One key priority of the Duterte government is to map out a tax reform plan that would benefit Filipinos from all classes, a subject that was tackled by Rustan’s Commercial Corp. President Bienvenido “Donnie” V. Tantoco III and Insular Life Chief Executive Officer Nina D. Aguas .

Representing the retail market, Mr. Tantoco believes most industries would want a simple tax system that encourages more corporations to participate. “Where we are right now is the tax rates are relatively high,” he said. Despite that, he thinks it has helped the previous administration create a better system of generating income.

Ms. Aguas, on the other hand, talked about Singapore’s efficient tax design, which the Philippines could garner lessons from. She praised it for its ease of compliance, reasonable tax rates, and pre-auditing measures to prevent room for corruption.

Getting things done faster

Touching more on the transition aspect, National Economic Development Authority chief and University of the Philippines School of Economics professor Ernesto M. Pernia asserted that the Duterte administration plans to “get things done faster” amid this period of change.

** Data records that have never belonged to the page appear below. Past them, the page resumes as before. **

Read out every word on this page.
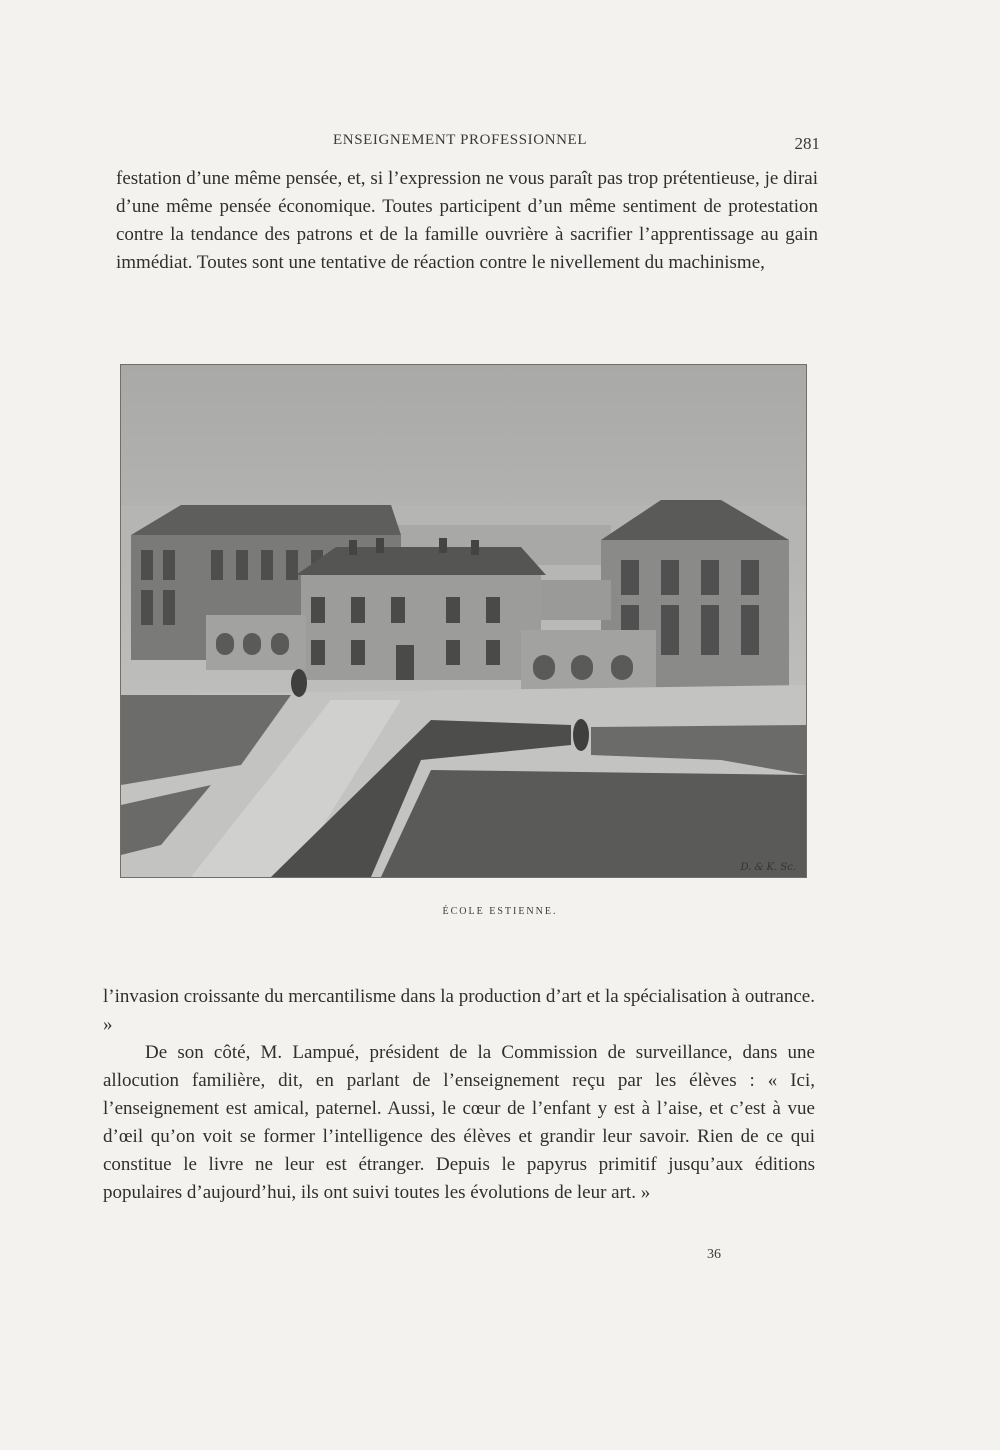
ENSEIGNEMENT PROFESSIONNEL	281

festation d’une même pensée, et, si l’expression ne vous paraît pas trop prétentieuse, je dirai d’une même pensée économique. Toutes participent d’un même sentiment de protestation contre la tendance des patrons et de la famille ouvrière à sacrifier l’apprentissage au gain immédiat. Toutes sont une tentative de réaction contre le nivellement du machinisme,

D. & K. Sc.
ÉCOLE ESTIENNE.

l’invasion croissante du mercantilisme dans la production d’art et la spécialisation à outrance. »

De son côté, M. Lampué, président de la Commission de surveillance, dans une allocution familière, dit, en parlant de l’enseignement reçu par les élèves : « Ici, l’enseignement est amical, paternel. Aussi, le cœur de l’enfant y est à l’aise, et c’est à vue d’œil qu’on voit se former l’intelligence des élèves et grandir leur savoir. Rien de ce qui constitue le livre ne leur est étranger. Depuis le papyrus primitif jusqu’aux éditions populaires d’aujourd’hui, ils ont suivi toutes les évolutions de leur art. »

36
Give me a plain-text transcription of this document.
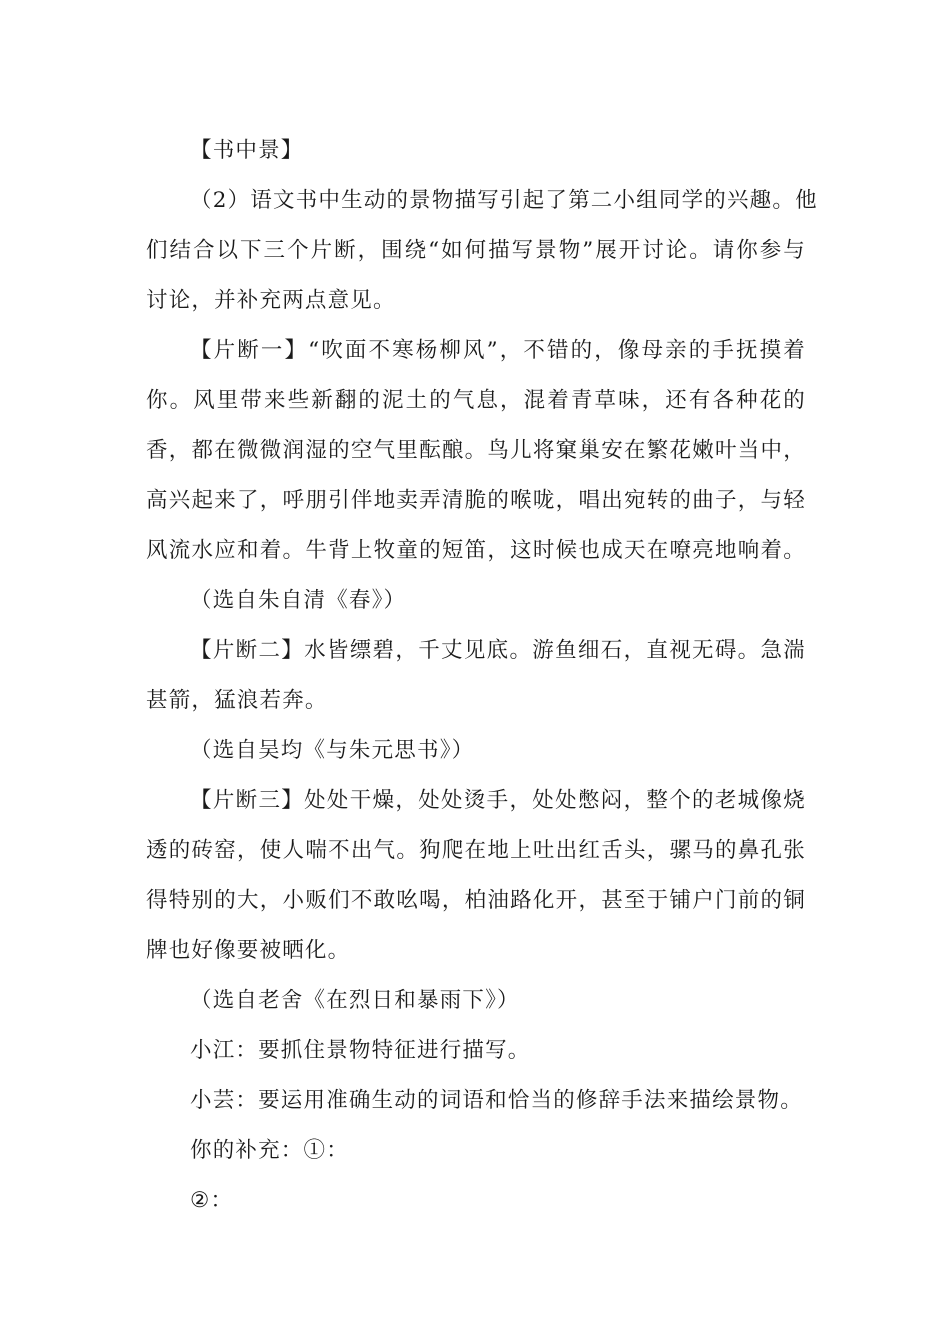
【书中景】
（2）语文书中生动的景物描写引起了第二小组同学的兴趣。他
们结合以下三个片断，围绕“如何描写景物”展开讨论。请你参与
讨论，并补充两点意见。
【片断一】“吹面不寒杨柳风”，不错的，像母亲的手抚摸着
你。风里带来些新翻的泥土的气息，混着青草味，还有各种花的
香，都在微微润湿的空气里酝酿。鸟儿将窠巢安在繁花嫩叶当中，
高兴起来了，呼朋引伴地卖弄清脆的喉咙，唱出宛转的曲子，与轻
风流水应和着。牛背上牧童的短笛，这时候也成天在嘹亮地响着。
（选自朱自清《春》）
【片断二】水皆缥碧，千丈见底。游鱼细石，直视无碍。急湍
甚箭，猛浪若奔。
（选自吴均《与朱元思书》）
【片断三】处处干燥，处处烫手，处处憋闷，整个的老城像烧
透的砖窑，使人喘不出气。狗爬在地上吐出红舌头，骡马的鼻孔张
得特别的大，小贩们不敢吆喝，柏油路化开，甚至于铺户门前的铜
牌也好像要被晒化。
（选自老舍《在烈日和暴雨下》）
小江：要抓住景物特征进行描写。
小芸：要运用准确生动的词语和恰当的修辞手法来描绘景物。
你的补充：①：
②：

He added that the current government plans to continue the “good” macroeconomic policies of the previous cabinet and make a “big push” towards regional and rural development. Mr. Pernia also said they want to ensure that economic growth is distributed across income classes and regions.

Although gross domestic product (GDP) growth was one of the proud achievements of the past administration, he repeatedly noted that the current government wants to attain inclusive growth and give equal chances to everyone. Mr. Pernia projects GDP to boost between a range of 7% and 8% in 2017.

Aside from that, the government aims to reduce the country’s poverty incidence from 25% to 17% by the end of its administration.

Alaska Milk Corp. President and CEO Wilfred Steven Uytengsu, Jr., who spoke for the food and beverage industry, talked about the administration’s plan of bringing down food prices and how it would affect food companies and its stakeholders.

He said that the industry looks forward to seeing red tape slashed and believes that eradicating smuggling will keep a level-playing field for the private sector.


On Manila’s port congestion scenario, Mr. Uytengsu said that even though it has improved significantly, there is always more room for development. When a suggestion of creating better highways came up, he said: “Continuing to invest in infrastructure is not an option; we really need it today and for the future.”

Megaworld Corp. Commercial Division First Vice-President Kevin L. Tan then answered the question of how private real estate companies could help the Housing and Urban Development Coordinating Council, headed by Vice-President Maria Leonor “Leni” G. Robredo, attain its goals.

Mr. Tan said that making government processes efficient can speed up the course of construction, which would eventually enable the private and public sector address issues on housing collectively.

Forum delegates were given a chance to ask panelists questions soon after the session ended. Highlights of the Q&A portion comprise of queries on overpopulation and a general economic development plan for the archipelago.